I will then for each a that is read pop a a from stack 1 until I read a b and then make sure stack 1 is empty.
I will then for each b that is read pop a a from stack 2 until I read a empty character and then also make sure stack 2 is empty.

(ii) Yes, because a PDA with 2 or more stacks can accept any language.

(iii) Yes, because a 2 stack pda is equivalent to a TM.

(iv) No, because a PDA can only accept context-free languages.

I did not check your i) answer, but I agree with your other answers.
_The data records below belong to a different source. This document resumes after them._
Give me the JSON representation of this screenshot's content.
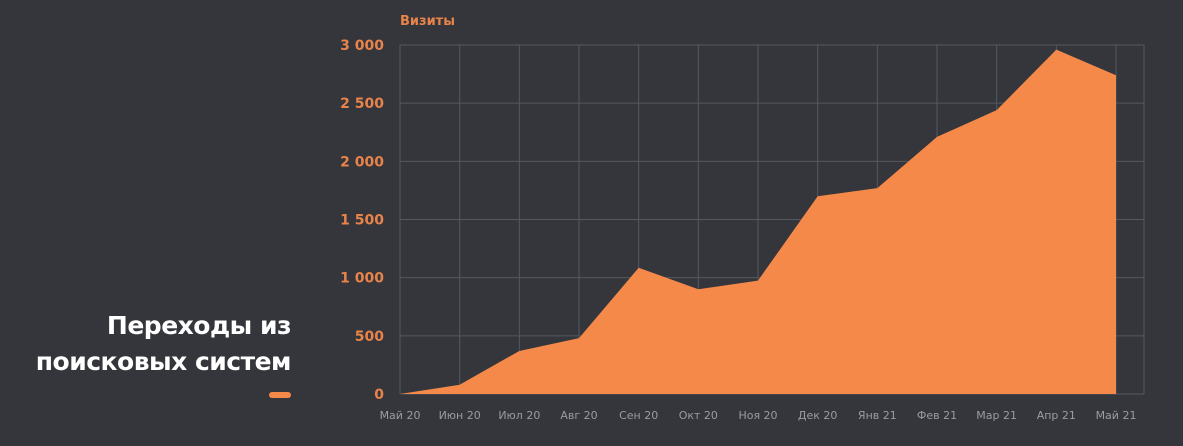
{
  "heading": {
    "line1": "Переходы из",
    "line2": "поисковых систем"
  },
  "colors": {
    "background": "#34363b",
    "area": "#f5894a",
    "axis_label": "#e8834a",
    "x_tick": "#9a9ca2",
    "grid": "#55585e"
  },
  "chart_data": {
    "type": "area",
    "ylabel": "Визиты",
    "xlabel": "",
    "ylim": [
      0,
      3000
    ],
    "y_ticks": [
      0,
      500,
      1000,
      1500,
      2000,
      2500,
      3000
    ],
    "y_tick_labels": [
      "0",
      "500",
      "1 000",
      "1 500",
      "2 000",
      "2 500",
      "3 000"
    ],
    "categories": [
      "Май 20",
      "Июн 20",
      "Июл 20",
      "Авг 20",
      "Сен 20",
      "Окт 20",
      "Ноя 20",
      "Дек 20",
      "Янв 21",
      "Фев 21",
      "Мар 21",
      "Апр 21",
      "Май 21"
    ],
    "series": [
      {
        "values": [
          0,
          80,
          370,
          480,
          1085,
          900,
          975,
          1700,
          1770,
          2210,
          2440,
          2960,
          2740
        ]
      }
    ],
    "grid": true,
    "legend": "none"
  }
}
A hint on iii): Check page 491 of Cohen, there is shows that nPDA = TM (n>=2). So you can actually say any nPDA = TM where n >= 2

_______________________________________
Don't be different...be the one making a difference

A good trick that's been used on some of the answers here is to invent a "Gamma" alphabet {x}

Now you push x's onto the stack.

Why?
It helps you keep the READ and the PUSH operations separate in your mind. The way we're using the stack at our level, all they do is count like tally sticks.

It's a slightly petty point, but remember that you are never taking the a you read from the Tape, and moving that selfsame a to the Stack. You read from the Tape. If its an a, you can branch on that, and that's all. The letter only tells you which branch to follow.
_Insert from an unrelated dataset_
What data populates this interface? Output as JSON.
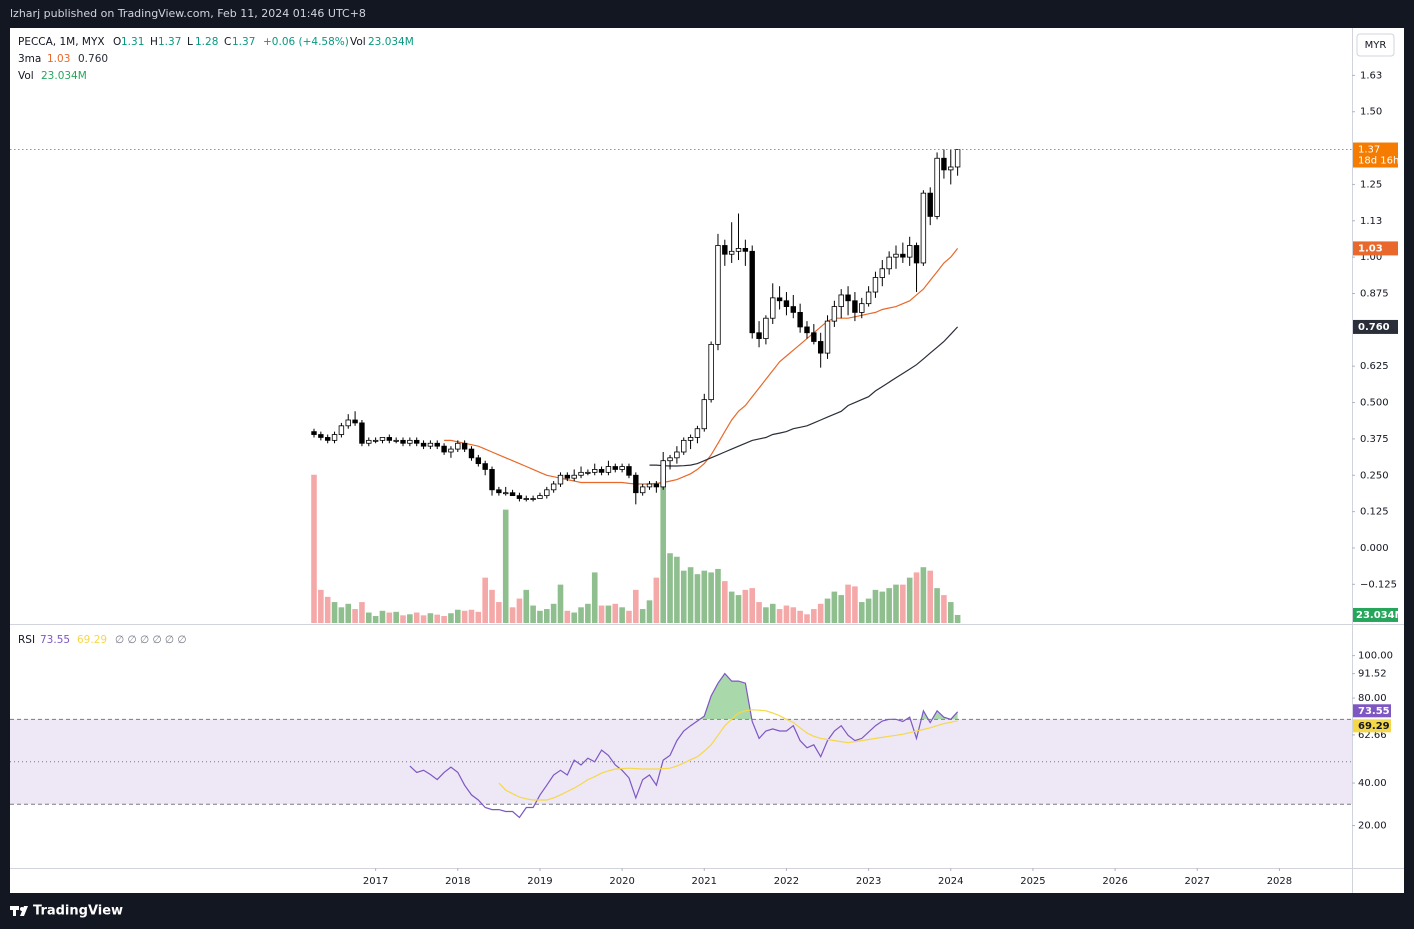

Now if along that branch you devise things such that you'll end up with a PUSH in your path, then (without regard to the letter that got you there) the machine will blindly push something onto the Stack.

Of course you can branch on POP, so you're not always putting mere tally sticks on the Stack ...

... but you can push anything. You can push X onto the stack if you reach it via an a-branch, for instance.

============== OK and now a bit on the actual question ==========

(i) Where will you get the a you want to pop from stack 2? (Maybe there are more questions one could ask here, but I'll just ask one).

(ii) 2PDA = TM = nPDA is a better answer, I think, but I reckon someone could come up with something yet better. .... Whoa ...

The way the next questions are framed that looks like it would not be the answer sought. I think what we'd need to do here is show how one could make Stack 3 such that it's guaranteed not to change anything.

Pause..

I have part of a 2PDA to do the job (will have to wing it at the end, since that's not on the notes).

At least one a, so we have a READ for that, leading to another READ. PUSH1x along the way. Crash for non-a.

Loop through PUSH1x on a, and branch out on b. This means we should have as many x as a on Stack1 by the end.

Now I look ahead and modify this a bit. Put in another push in that loop: PUSH2x. Again this is just a unary encoding of the number of a's initially received, minus one.

The b edge out of the second READ moves to a sequence of 3 "a-read". If a is read, move to next READ. That gives us the + 3 we'll need for the end of the second group of a's without using the stack. When we reach the third a we're on a loop to POP1.

If we pop a delta we go onward to a READ which loops serenely if it encounters a b on the tape, and crashes otherwise.

This final loop is on b, passing through POP2 each time. If a delta is popped from the Stack2 we check the Tape to see if it's at its end. So READ delta proceeds to HALT.

(I disregarded the instruction not to draw, and used a diagram as my "rough work".

Maybe we're meant to be more general when asked to "describe"?